July 9, 2022 0 By Lance Kelly

Everyone needs experience to deal with the practicalities of life. Young children, for example, need the repetition of experience to handle a spoon before they can feed themselves. Experience is needed to deal with the everyday affairs of living in the world, such as being aware of possible dangers that mighty threaten the body. But this type of experience is not problematical, relative to the wellbeing of the man or woman. So it’s necessary to look deeper into the more abstract levels of our existence.

Each changing frame of existence is energetically stored within the psyche as memorable impressions of fluctuating feelings gathered in time. These emotions create a background vibration of tension and continually seek to re-experience the sensual excitation to keep alive the psychic body of pain. It’s the attachment to experience (primarily by thinking about the past) that keeps most people operating below their spiritual potential. When someone loves what they do, the experience is supported by virtue of the creative principle itself which renews life every moment. But what tends to happen is that, over time, the original inspiration is tarnished by the demands of the emotional self. This is often seen in ageing rock stars and celebrities who continue to perform, relying on past glories to bolster their diminishing light in the world.

Within each of us is a source of divine inspiration which when allowed to be creatively expressed fulfils the life as a timeless quality of being. This creative light is not reliant on experience and simply reveals itself as the spontaneous expression of an individual’s true character. But with the emphasis on an emotional way of life, people inevitably make their choices and decisions based on personal feelings. As a result, things rarely work out as planned; eventually all that remains are the consequences of past experience with the sense of something missing. No wonder life for many is such a struggle. When someone becomes attached to their experience, the effect is to exclude life as a whole.

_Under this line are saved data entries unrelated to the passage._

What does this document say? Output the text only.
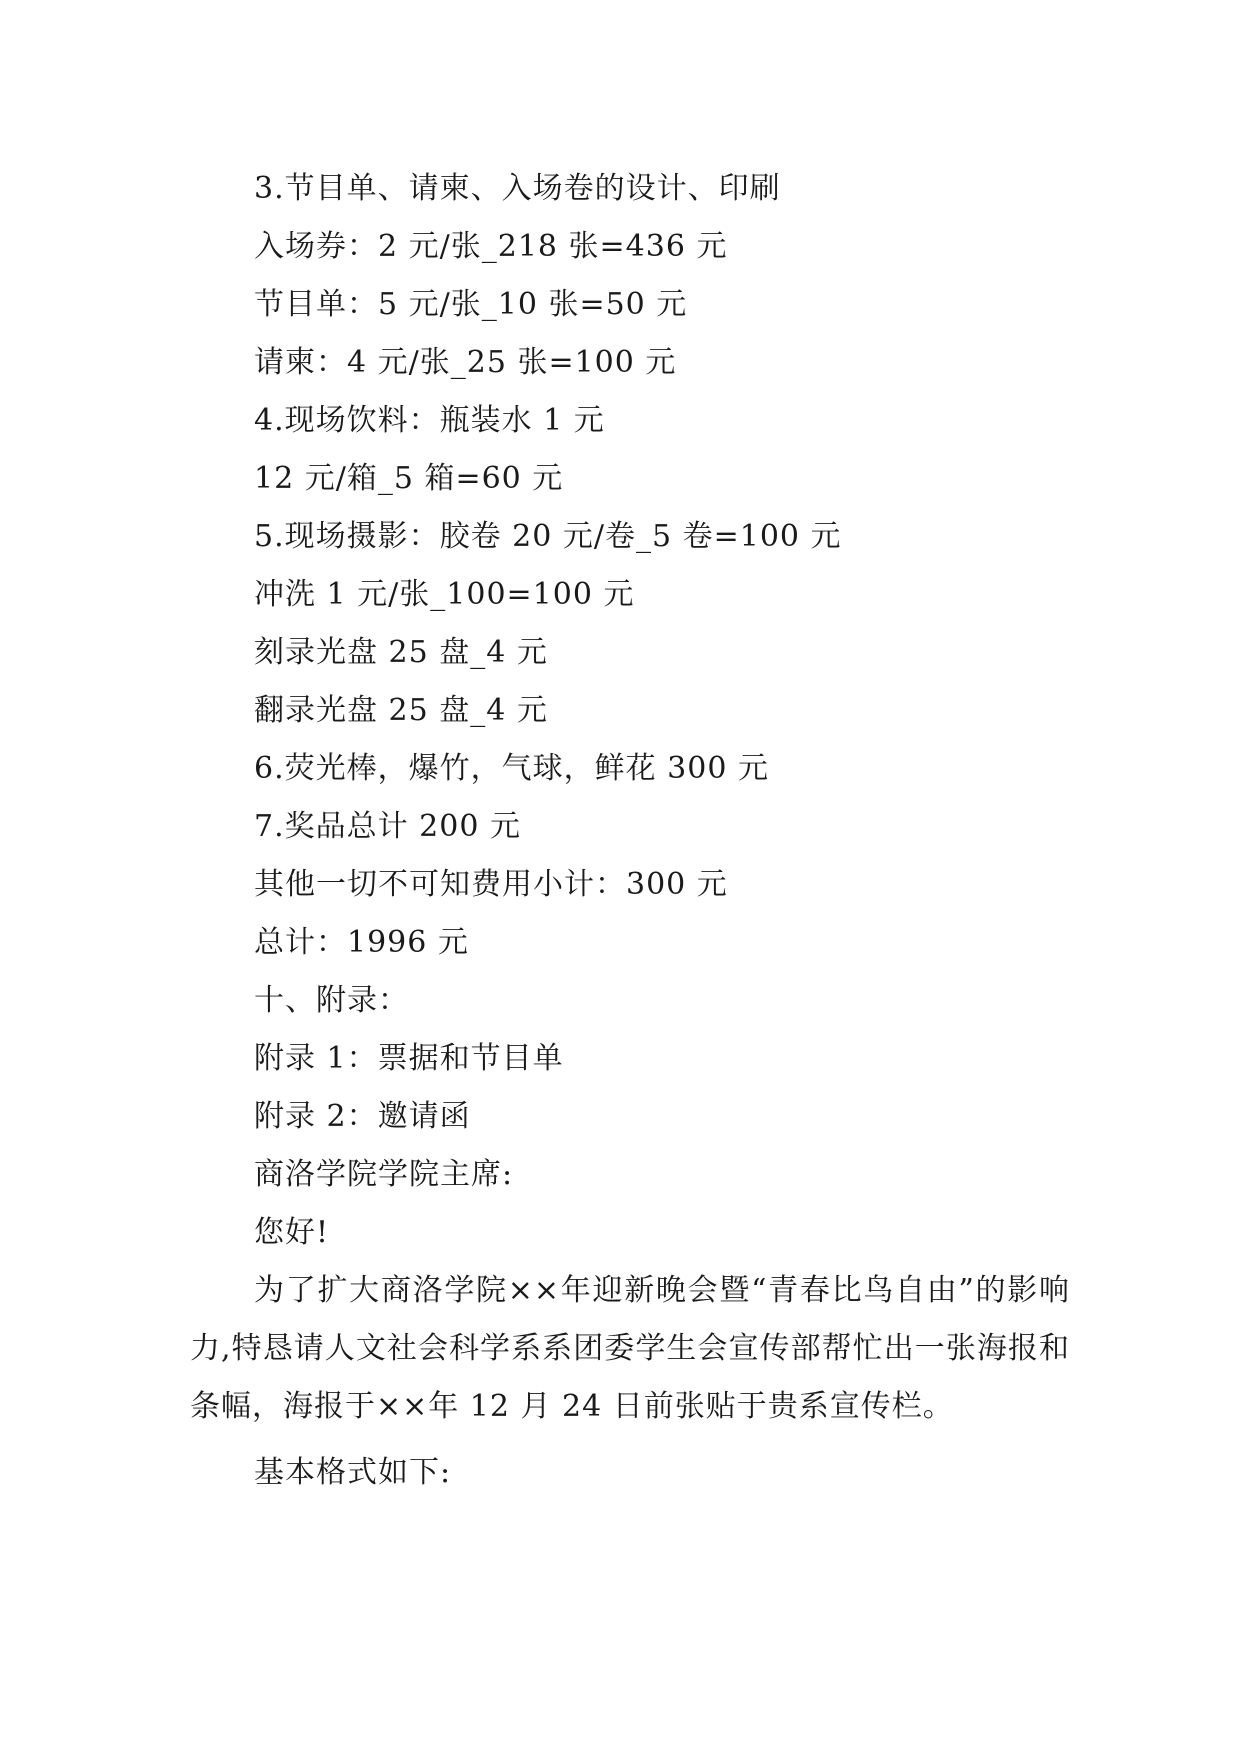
3.节目单、请柬、入场卷的设计、印刷
入场券：2 元/张_218 张=436 元
节目单：5 元/张_10 张=50 元
请柬：4 元/张_25 张=100 元
4.现场饮料：瓶装水 1 元
12 元/箱_5 箱=60 元
5.现场摄影：胶卷 20 元/卷_5 卷=100 元
冲洗 1 元/张_100=100 元
刻录光盘 25 盘_4 元
翻录光盘 25 盘_4 元
6.荧光棒，爆竹，气球，鲜花 300 元
7.奖品总计 200 元
其他一切不可知费用小计：300 元
总计：1996 元
十、附录：
附录 1：票据和节目单
附录 2：邀请函
商洛学院学院主席:
您好!

为了扩大商洛学院××年迎新晚会暨“青春比鸟自由”的影响力,特恳请人文社会科学系系团委学生会宣传部帮忙出一张海报和条幅，海报于××年 12 月 24 日前张贴于贵系宣传栏。

基本格式如下:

The purpose of experience is to transcend any particular need to reaffirm the person’s identity in the world; this does much to depersonalise the concept of being a personal self. The overwhelming impulse behind all experience is for the ultimate pleasure of sexual union in the flesh. At a subconscious level, many teenagers advertise that they are looking for experience by trying to appear older than they really are. It’s this compulsive desire to experience the world (mostly before it’s time) that encourages youngsters to smoke, ingest alcohol or experiment with drugs, creating a pattern of behaviour that shapes and defines the person in later years. It’s only when someone has suffered enough from the effects of experience that they can begin to question the deeper purpose of life. This is the virtue of the ageing process, which was once the natural flowering of wisdom within the elders of the ancient tribes of the earth.

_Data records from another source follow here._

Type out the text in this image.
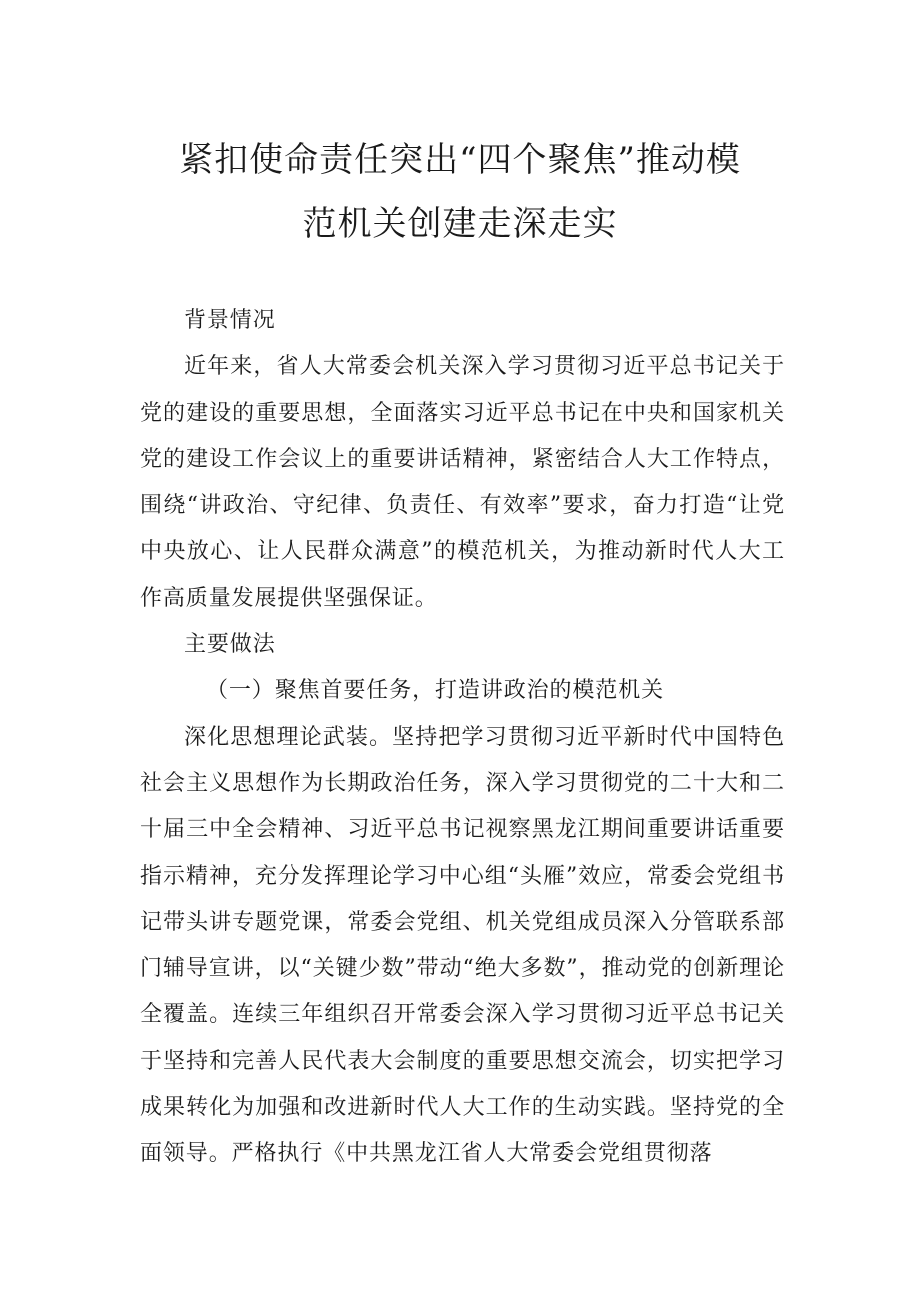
紧扣使命责任突出“四个聚焦”推动模
范机关创建走深走实

背景情况

近年来，省人大常委会机关深入学习贯彻习近平总书记关于党的建设的重要思想，全面落实习近平总书记在中央和国家机关党的建设工作会议上的重要讲话精神，紧密结合人大工作特点，围绕“讲政治、守纪律、负责任、有效率”要求，奋力打造“让党中央放心、让人民群众满意”的模范机关，为推动新时代人大工作高质量发展提供坚强保证。

主要做法

（一）聚焦首要任务，打造讲政治的模范机关

深化思想理论武装。坚持把学习贯彻习近平新时代中国特色社会主义思想作为长期政治任务，深入学习贯彻党的二十大和二十届三中全会精神、习近平总书记视察黑龙江期间重要讲话重要指示精神，充分发挥理论学习中心组“头雁”效应，常委会党组书记带头讲专题党课，常委会党组、机关党组成员深入分管联系部门辅导宣讲，以“关键少数”带动“绝大多数”，推动党的创新理论全覆盖。连续三年组织召开常委会深入学习贯彻习近平总书记关于坚持和完善人民代表大会制度的重要思想交流会，切实把学习成果转化为加强和改进新时代人大工作的生动实践。坚持党的全面领导。严格执行《中共黑龙江省人大常委会党组贯彻落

At some time during the spiritual process, a man or woman undergoes a period of aridity as an absence of experience. But this only lasts as long as is necessary to transform the emotional attachment to the world. More than anything, experience teaches us what is no longer needed and eliminates the unnecessary wastage of energy as the accumulation of ignorance in time. When lived as a conscious state of being, each phase of life is naturally eliminated as a precursor to the eventual demise of the physical form. Intrinsic to this state of being is the detachment from the fear of death, with the implicit knowledge of our immortal reality.